I see. I’ve had a few such experiences too, no doubt damaging. What do you think about treating your expectations and your emotional investment in people as separate things? Acting like you trust people on default doesn’t necessarily mean you need to get emotionally invested in them, but it will almost certainly make them treat you better. Take this interaction for example. I’m not expecting you to get emotionally invested in me, but I’m expecting you’re not constantly acting like I’m attacking you. In fact, you said it quite well yourself:
--
I’m quite certain people become depressive curmudgeons in various different ways, to various different degrees, and benefit from different kinds of treatment approaches. Don’t generalize from one example, or think your mind is typical for all depressive people.

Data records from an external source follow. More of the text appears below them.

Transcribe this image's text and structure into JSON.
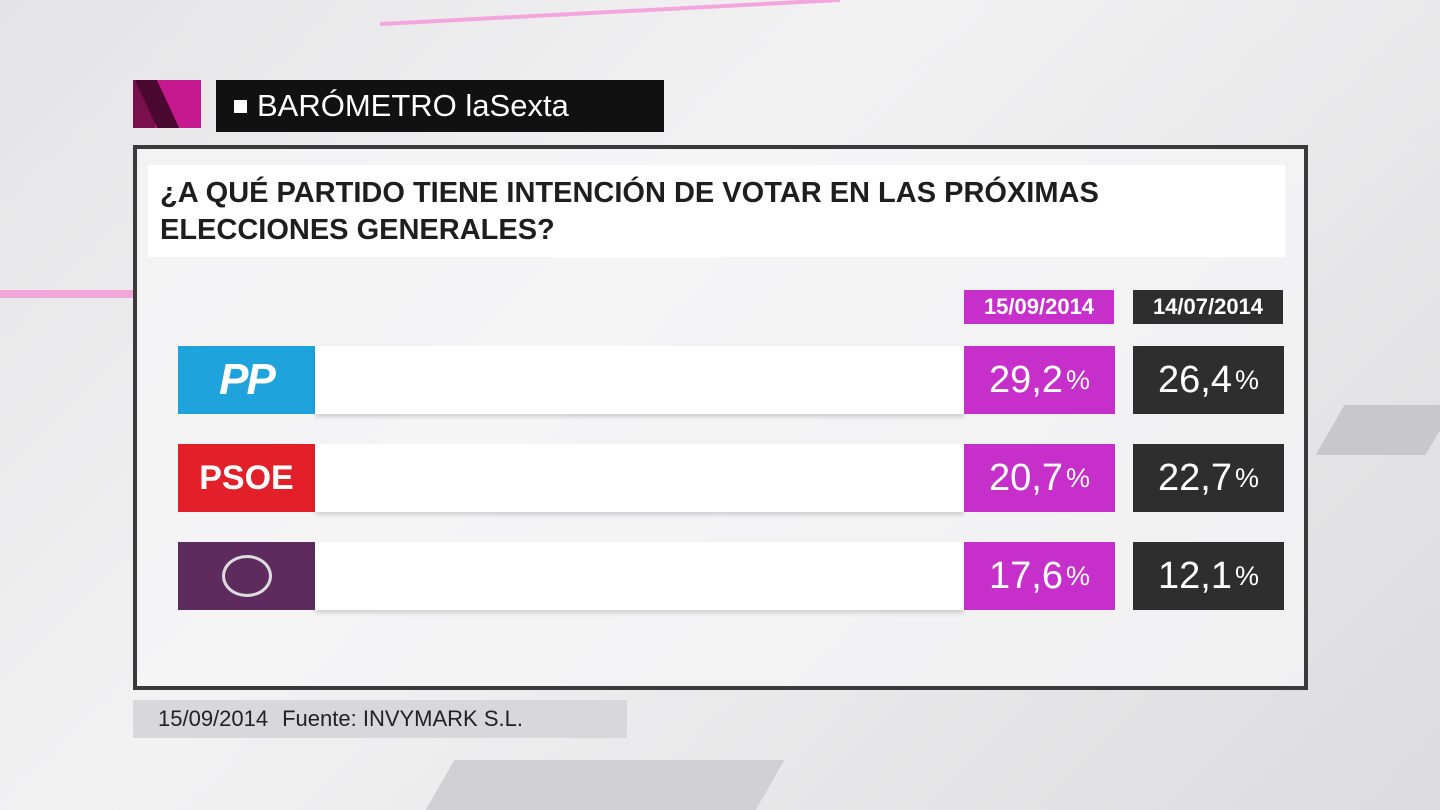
{
  "header": {
    "title": "BARÓMETRO laSexta"
  },
  "question": "¿A QUÉ PARTIDO TIENE INTENCIÓN DE VOTAR EN LAS PRÓXIMAS ELECCIONES GENERALES?",
  "table": {
    "columns": [
      "15/09/2014",
      "14/07/2014"
    ],
    "unit": "%",
    "rows": [
      {
        "logo": "PP",
        "values": [
          "29,2",
          "26,4"
        ]
      },
      {
        "logo": "PSOE",
        "values": [
          "20,7",
          "22,7"
        ]
      },
      {
        "values": [
          "17,6",
          "12,1"
        ]
      }
    ]
  },
  "footer": {
    "date": "15/09/2014",
    "source": "Fuente: INVYMARK S.L."
  }
}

When someone corrects you, it hurts. When you’re depressed it hurts more. I think you’re instinctively jumping from this to the false conclusion that when people correct you, they want to hurt you. You’re not a bad system and you should not feel bad. Those are not my reasons for correcting you. LessWrong is all about people correcting each other and improving that way. People are biased in general ways and depressed people are biased in more specific ways.
If I hadn’t talked about splitting but confirmation bias for example, would you have taken it as badly? Do you think people shouldn’t correct you in general, or that they shouldn’t correct you when your behaviour is clearly caused by depression? Does pointing out that you have confirmation bias cause you to feel that you’re a bad system?
Keeping in mind this is LessWrong: If you don’t want people correcting you about something, don’t bring it up.
You implied that people who correct you do so to get an excuse to call you a parasite, a bad system, whatever. If I really believed I did that, then yes I would believe I’m an evil asshole. It’s true you didn’t make that value judgement, but you’re incorrect about why I made it.
I have no illusions about fixing you. If I nudge you in the right direction, great, if not, at least I’ve learned something about people.
I don’t believe that. I’m mostly an egoist, although I do have altruistic tendencies like most people.
Some people take advice, some don’t. This applies to depressed people too. For people who have depressive tendencies, we’re both highly atypical, in the sense that we’re interested in X-rationality. If I expected you to be a typical depressed person, I wouldn’t talk to you in this particular manner, and would have indeed expected that correcting you is utterly useless to begin with.
Concerning your metaphor, not all depressed people are drowning, although some are. Some didn’t know how to swim in the first place, some forgot how to swim in specific ways and talking to them without giving them practical swimming lessons could be sufficient for making them better swimmers in relatively calm waters.
This thread has become painstaking enough that it’s time for me to eject.